Cinzia, riflette Giorgio, si era fatta ancora più carina, dall'ultima volta che l'aveva vista, circa un anno prima. Già allora aveva capito che quella ragazza, la Cinzia che aveva davanti, era una sconosciuta, che aveva cambiato il suo modo di pensare, di vedere le cose.
Bevve un sorso della sua bibita, fece un profondo sospiro e cominciò a spiegare.
"Tu, una volta, mi conoscevi abbastanza bene: sai che non sopporto che un qualcosa di misterioso coinvolga me od i miei amici, tu ed Olcese in questo caso. Inoltre ... mah, non lo so neanch'io. Ma lasciamo perdere i miei motivi e vediamo un po' i tuoi".
Interruppe con un gesto le proteste della giovane e continuò.
"Stammi bene a sentire, ragazza: non so se e quanto bene tu volessi a Bruno e, detto per inciso, non me ne frega neanche niente, son fatti tuoi!

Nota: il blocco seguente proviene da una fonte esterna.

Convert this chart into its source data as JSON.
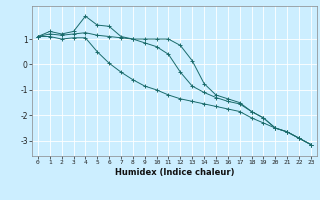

Però, in questi pochi minuti che abbiamo passato insieme a parlare, mi hai dato l'impressione di essere interessata a far dimenticare tutta questa storia alla veloce; la domanda più ovvia che possa fare io è questa: perché?"
Lui sapeva che era una ragazza orgogliosa ed impulsiva ed era preparato a qualsiasi reazione; qualunque cosa, meno quello che Cinzia fece in realtà: mettersi a piangere.

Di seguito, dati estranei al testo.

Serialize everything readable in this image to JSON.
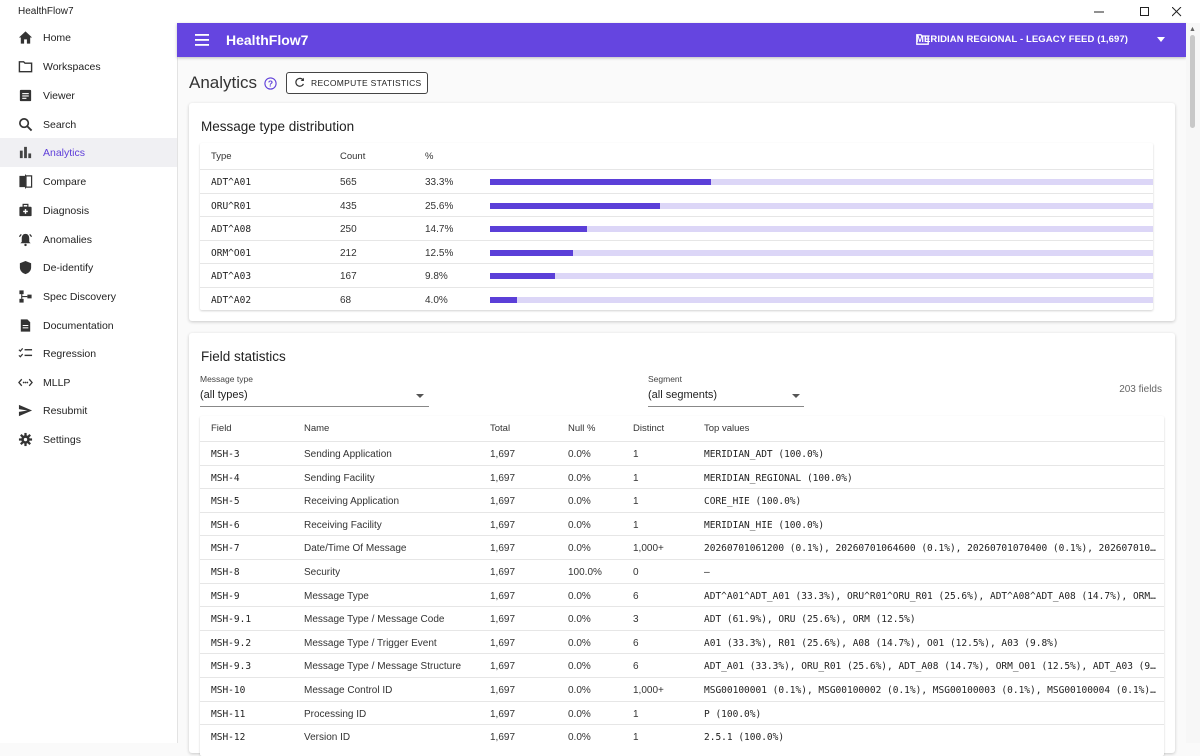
{
  "window": {
    "title": "HealthFlow7",
    "controls": [
      "minimize",
      "maximize",
      "close"
    ]
  },
  "sidebar": {
    "items": [
      {
        "label": "Home",
        "icon": "home-icon"
      },
      {
        "label": "Workspaces",
        "icon": "folder-icon"
      },
      {
        "label": "Viewer",
        "icon": "document-icon"
      },
      {
        "label": "Search",
        "icon": "search-icon"
      },
      {
        "label": "Analytics",
        "icon": "bar-chart-icon",
        "active": true
      },
      {
        "label": "Compare",
        "icon": "compare-icon"
      },
      {
        "label": "Diagnosis",
        "icon": "medical-kit-icon"
      },
      {
        "label": "Anomalies",
        "icon": "alarm-icon"
      },
      {
        "label": "De-identify",
        "icon": "shield-icon"
      },
      {
        "label": "Spec Discovery",
        "icon": "schema-icon"
      },
      {
        "label": "Documentation",
        "icon": "description-icon"
      },
      {
        "label": "Regression",
        "icon": "checklist-icon"
      },
      {
        "label": "MLLP",
        "icon": "code-arrows-icon"
      },
      {
        "label": "Resubmit",
        "icon": "send-icon"
      },
      {
        "label": "Settings",
        "icon": "gear-icon"
      }
    ]
  },
  "appbar": {
    "title": "HealthFlow7",
    "workspace": "MERIDIAN REGIONAL - LEGACY FEED (1,697)"
  },
  "page": {
    "title": "Analytics",
    "recompute_label": "RECOMPUTE STATISTICS"
  },
  "distribution": {
    "title": "Message type distribution",
    "headers": [
      "Type",
      "Count",
      "%"
    ],
    "rows": [
      {
        "type": "ADT^A01",
        "count": "565",
        "pct": "33.3%",
        "fraction": 0.333
      },
      {
        "type": "ORU^R01",
        "count": "435",
        "pct": "25.6%",
        "fraction": 0.256
      },
      {
        "type": "ADT^A08",
        "count": "250",
        "pct": "14.7%",
        "fraction": 0.147
      },
      {
        "type": "ORM^O01",
        "count": "212",
        "pct": "12.5%",
        "fraction": 0.125
      },
      {
        "type": "ADT^A03",
        "count": "167",
        "pct": "9.8%",
        "fraction": 0.098
      },
      {
        "type": "ADT^A02",
        "count": "68",
        "pct": "4.0%",
        "fraction": 0.04
      }
    ],
    "colors": {
      "fill": "#5b3fd8",
      "track": "#dcd6f7"
    }
  },
  "field_stats": {
    "title": "Field statistics",
    "message_type_label": "Message type",
    "message_type_value": "(all types)",
    "segment_label": "Segment",
    "segment_value": "(all segments)",
    "field_count": "203 fields",
    "headers": [
      "Field",
      "Name",
      "Total",
      "Null %",
      "Distinct",
      "Top values"
    ],
    "rows": [
      {
        "field": "MSH-3",
        "name": "Sending Application",
        "total": "1,697",
        "null": "0.0%",
        "distinct": "1",
        "top": "MERIDIAN_ADT (100.0%)"
      },
      {
        "field": "MSH-4",
        "name": "Sending Facility",
        "total": "1,697",
        "null": "0.0%",
        "distinct": "1",
        "top": "MERIDIAN_REGIONAL (100.0%)"
      },
      {
        "field": "MSH-5",
        "name": "Receiving Application",
        "total": "1,697",
        "null": "0.0%",
        "distinct": "1",
        "top": "CORE_HIE (100.0%)"
      },
      {
        "field": "MSH-6",
        "name": "Receiving Facility",
        "total": "1,697",
        "null": "0.0%",
        "distinct": "1",
        "top": "MERIDIAN_HIE (100.0%)"
      },
      {
        "field": "MSH-7",
        "name": "Date/Time Of Message",
        "total": "1,697",
        "null": "0.0%",
        "distinct": "1,000+",
        "top": "20260701061200 (0.1%), 20260701064600 (0.1%), 20260701070400 (0.1%), 2026070107…"
      },
      {
        "field": "MSH-8",
        "name": "Security",
        "total": "1,697",
        "null": "100.0%",
        "distinct": "0",
        "top": "—"
      },
      {
        "field": "MSH-9",
        "name": "Message Type",
        "total": "1,697",
        "null": "0.0%",
        "distinct": "6",
        "top": "ADT^A01^ADT_A01 (33.3%), ORU^R01^ORU_R01 (25.6%), ADT^A08^ADT_A08 (14.7%), ORM^…"
      },
      {
        "field": "MSH-9.1",
        "name": "Message Type / Message Code",
        "total": "1,697",
        "null": "0.0%",
        "distinct": "3",
        "top": "ADT (61.9%), ORU (25.6%), ORM (12.5%)"
      },
      {
        "field": "MSH-9.2",
        "name": "Message Type / Trigger Event",
        "total": "1,697",
        "null": "0.0%",
        "distinct": "6",
        "top": "A01 (33.3%), R01 (25.6%), A08 (14.7%), O01 (12.5%), A03 (9.8%)"
      },
      {
        "field": "MSH-9.3",
        "name": "Message Type / Message Structure",
        "total": "1,697",
        "null": "0.0%",
        "distinct": "6",
        "top": "ADT_A01 (33.3%), ORU_R01 (25.6%), ADT_A08 (14.7%), ORM_O01 (12.5%), ADT_A03 (9.…"
      },
      {
        "field": "MSH-10",
        "name": "Message Control ID",
        "total": "1,697",
        "null": "0.0%",
        "distinct": "1,000+",
        "top": "MSG00100001 (0.1%), MSG00100002 (0.1%), MSG00100003 (0.1%), MSG00100004 (0.1%),…"
      },
      {
        "field": "MSH-11",
        "name": "Processing ID",
        "total": "1,697",
        "null": "0.0%",
        "distinct": "1",
        "top": "P (100.0%)"
      },
      {
        "field": "MSH-12",
        "name": "Version ID",
        "total": "1,697",
        "null": "0.0%",
        "distinct": "1",
        "top": "2.5.1 (100.0%)"
      }
    ]
  },
  "colors": {
    "accent": "#6545e0",
    "active_nav": "#5e3ed9"
  }
}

"Non mi puoi dire questo, Giorgio. Non dopo quello che c'è stato tra noi. E' stato un periodo magnifico, mi hai fatto vedere come, in realtà, è il mondo; mi hai insegnato ad amare la verità, per quanto sgradevole possa essere, ed adesso mi dici così! Proprio da te non me l'aspettavo, Giorgio. Io, a quel ragazzo, gli ho voluto bene e vorrei andare a fondo di questa storia, ma ho una brutta sensazione: ho paura che, se andate avanti con le indagini, tu o chiunque altro, ci possano essere altri morti, altra sofferenza ..." si coprì gli occhi con le mani. "... lo capisci, questo? Ho paura, paura che vogliano far del male anche a me ..."
"Chi? Chi è questa gente della quale hai paura? Cos'avete combinato, tu e quell'altro? In che casini vi siete messi? Parla! Se non parli, sarai sempre in pericolo. Cos'avete combinato?"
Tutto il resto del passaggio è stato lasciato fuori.